Android phones to issue credit-card alerts
By Reuters
Posted on 26 Sep 2008 at 10:09
Visa plans to offer services to phones powered by Google's Android including alerts when your credit card has been used.
The credit-card network also says that Nokia will start selling the 6212 phone in October, which users could wave at an electronic reader to make payments and use for remote payments and money transfers.
Visa is still developing its application to allow in-store "contactless" payments using an Android phone. But it claims these services - already common in countries such as Japan - may not take off for years as stores would need to install new card readers and phones with the corresponding technology would need to be in wider use.
In the meantime, Visa will offer transaction alerts and discount offers from merchants to Android users.

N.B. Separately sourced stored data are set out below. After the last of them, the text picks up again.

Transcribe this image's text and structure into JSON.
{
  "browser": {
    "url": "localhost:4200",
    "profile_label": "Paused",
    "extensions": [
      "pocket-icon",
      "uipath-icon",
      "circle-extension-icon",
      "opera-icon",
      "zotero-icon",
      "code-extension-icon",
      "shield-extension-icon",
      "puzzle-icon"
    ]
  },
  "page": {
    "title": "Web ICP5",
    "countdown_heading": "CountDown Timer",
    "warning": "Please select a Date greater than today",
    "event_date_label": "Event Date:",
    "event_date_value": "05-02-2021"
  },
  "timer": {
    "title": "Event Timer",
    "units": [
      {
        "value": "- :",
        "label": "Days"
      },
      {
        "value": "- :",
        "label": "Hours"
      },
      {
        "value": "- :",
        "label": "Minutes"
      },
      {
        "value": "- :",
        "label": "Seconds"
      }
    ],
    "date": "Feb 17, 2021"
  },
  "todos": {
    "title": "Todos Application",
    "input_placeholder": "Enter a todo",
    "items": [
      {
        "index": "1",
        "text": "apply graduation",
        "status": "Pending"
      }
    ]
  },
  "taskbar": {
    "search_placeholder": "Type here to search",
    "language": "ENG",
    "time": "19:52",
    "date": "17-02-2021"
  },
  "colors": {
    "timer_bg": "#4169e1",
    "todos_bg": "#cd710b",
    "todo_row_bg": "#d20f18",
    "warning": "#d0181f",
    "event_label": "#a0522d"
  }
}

The application will also work with Google maps to help users find nearby cash machines and stores where special offers are available.

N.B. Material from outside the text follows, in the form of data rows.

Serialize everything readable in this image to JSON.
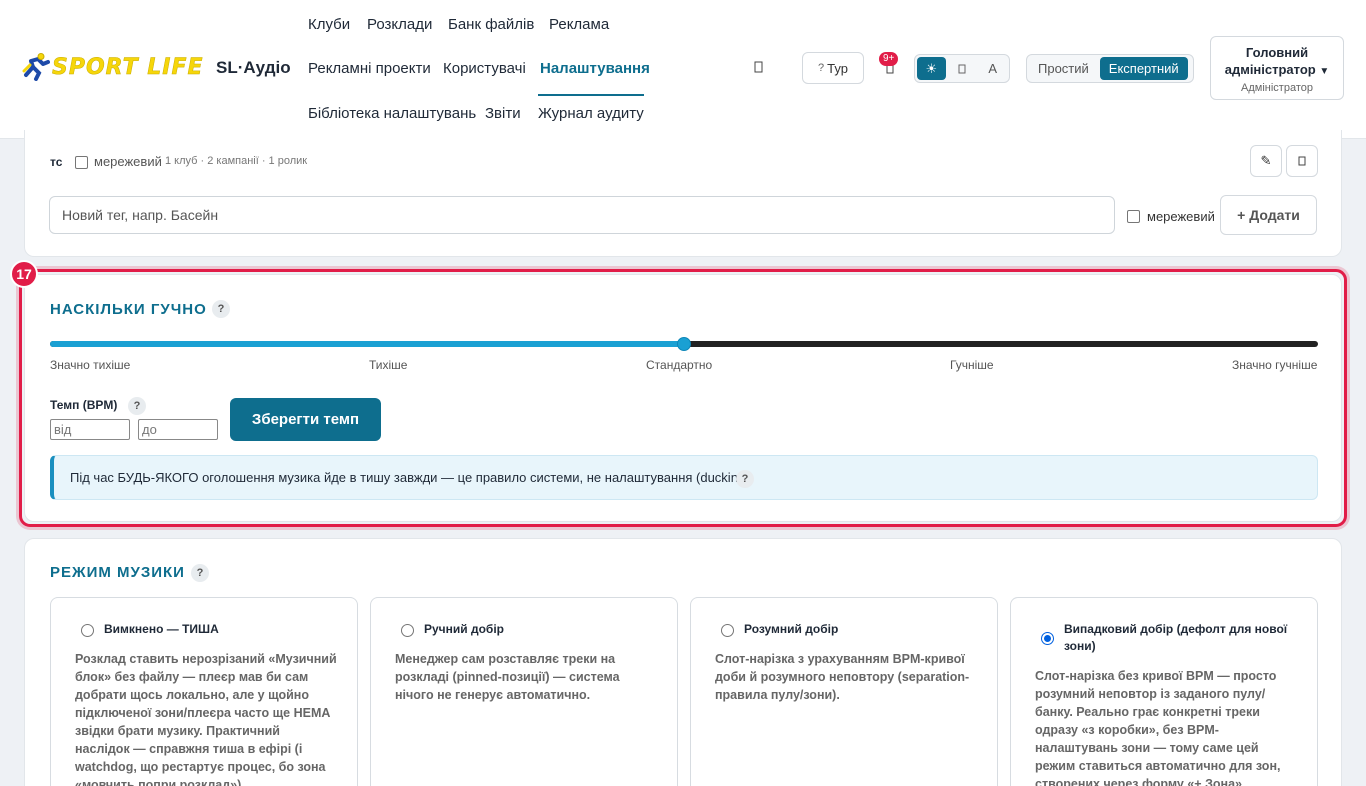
{
  "header": {
    "logo_text": "SPORT LIFE",
    "app_name": "SL·Аудіо",
    "nav_row1": [
      "Клуби",
      "Розклади",
      "Банк файлів",
      "Реклама"
    ],
    "nav_row2": [
      "Рекламні проекти",
      "Користувачі",
      "Налаштування"
    ],
    "nav_row3": [
      "Бібліотека налаштувань",
      "Звіти",
      "Журнал аудиту"
    ],
    "active_nav": "Налаштування",
    "search_icon": "search-icon",
    "tour_label": "Тур",
    "notifications_badge": "9+",
    "theme_options": [
      "☀",
      "",
      "A"
    ],
    "theme_selected": "light",
    "mode_options": [
      "Простий",
      "Експертний"
    ],
    "mode_selected": "Експертний",
    "user": {
      "name": "Головний адміністратор",
      "caret": "▼",
      "role": "Адміністратор"
    }
  },
  "tags_card": {
    "tag": {
      "name": "тс",
      "network_label": "мережевий",
      "meta": "1 клуб · 2 кампанії · 1 ролик"
    },
    "new_tag_placeholder": "Новий тег, напр. Басейн",
    "network_label": "мережевий",
    "add_label": "+ Додати",
    "edit_icon": "✎"
  },
  "loudness": {
    "step_number": "17",
    "title": "НАСКІЛЬКИ ГУЧНО",
    "help": "?",
    "slider_value_fraction": 0.5,
    "slider_labels": [
      "Значно тихіше",
      "Тихіше",
      "Стандартно",
      "Гучніше",
      "Значно гучніше"
    ],
    "tempo_label": "Темп (BPM)",
    "tempo_from_placeholder": "від",
    "tempo_to_placeholder": "до",
    "save_tempo_label": "Зберегти темп",
    "info_text": "Під час БУДЬ-ЯКОГО оголошення музика йде в тишу завжди — це правило системи, не налаштування (ducking)."
  },
  "music_mode": {
    "title": "РЕЖИМ МУЗИКИ",
    "help": "?",
    "selected_index": 3,
    "options": [
      {
        "title": "Вимкнено — ТИША",
        "desc": "Розклад ставить нерозрізаний «Музичний блок» без файлу — плеєр мав би сам добрати щось локально, але у щойно підключеної зони/плеєра часто ще НЕМА звідки брати музику. Практичний наслідок — справжня тиша в ефірі (і watchdog, що рестартує процес, бо зона «мовчить попри розклад»)."
      },
      {
        "title": "Ручний добір",
        "desc": "Менеджер сам розставляє треки на розкладі (pinned-позиції) — система нічого не генерує автоматично."
      },
      {
        "title": "Розумний добір",
        "desc": "Слот-нарізка з урахуванням BPM-кривої доби й розумного неповтору (separation-правила пулу/зони)."
      },
      {
        "title": "Випадковий добір (дефолт для нової зони)",
        "desc": "Слот-нарізка без кривої BPM — просто розумний неповтор із заданого пулу/банку. Реально грає конкретні треки одразу «з коробки», без BPM-налаштувань зони — тому саме цей режим ставиться автоматично для зон, створених через форму «+ Зона»."
      }
    ]
  },
  "colors": {
    "accent": "#0e6e8e",
    "highlight": "#e11d48",
    "slider": "#1aa0d3",
    "logo": "#f6d60a"
  }
}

Visa says that for the first few months the application will be available only to Android phone users who also have Visa cards issued by JPMorgan Chase banks. It plans to open the application to other banks in 2009.

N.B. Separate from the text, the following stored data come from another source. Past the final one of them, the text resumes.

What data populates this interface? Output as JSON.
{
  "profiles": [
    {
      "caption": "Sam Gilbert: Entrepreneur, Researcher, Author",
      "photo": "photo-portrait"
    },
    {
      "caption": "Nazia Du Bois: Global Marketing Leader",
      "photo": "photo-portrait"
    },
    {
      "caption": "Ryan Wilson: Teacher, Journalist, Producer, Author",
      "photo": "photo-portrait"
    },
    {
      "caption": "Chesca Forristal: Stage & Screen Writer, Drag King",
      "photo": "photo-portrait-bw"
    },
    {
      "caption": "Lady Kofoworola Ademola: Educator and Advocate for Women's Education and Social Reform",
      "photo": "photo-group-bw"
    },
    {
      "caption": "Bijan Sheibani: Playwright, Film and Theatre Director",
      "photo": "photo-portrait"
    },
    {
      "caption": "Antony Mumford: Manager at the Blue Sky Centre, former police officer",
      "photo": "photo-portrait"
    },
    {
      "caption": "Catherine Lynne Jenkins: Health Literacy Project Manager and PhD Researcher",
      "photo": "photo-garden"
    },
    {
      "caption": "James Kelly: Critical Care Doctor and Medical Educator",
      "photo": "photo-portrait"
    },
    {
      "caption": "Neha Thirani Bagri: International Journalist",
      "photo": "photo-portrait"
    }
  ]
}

Earlier this week, Google unveiled the first Android-powered phone, the T-Mobile G1. But the initial Android device does not include hardware to support contactless credit card payments.
Tim Attinger, Visa's global head of product development, said that while mobile payment services have been slow to take off, the company sees mobile phones as key to adding new customers. Only 1.6 billion Visa cards are in use today, compared with more than 3 billion people with mobile phones.
"We're absolutely going to start porting financial services into those," Attinger says.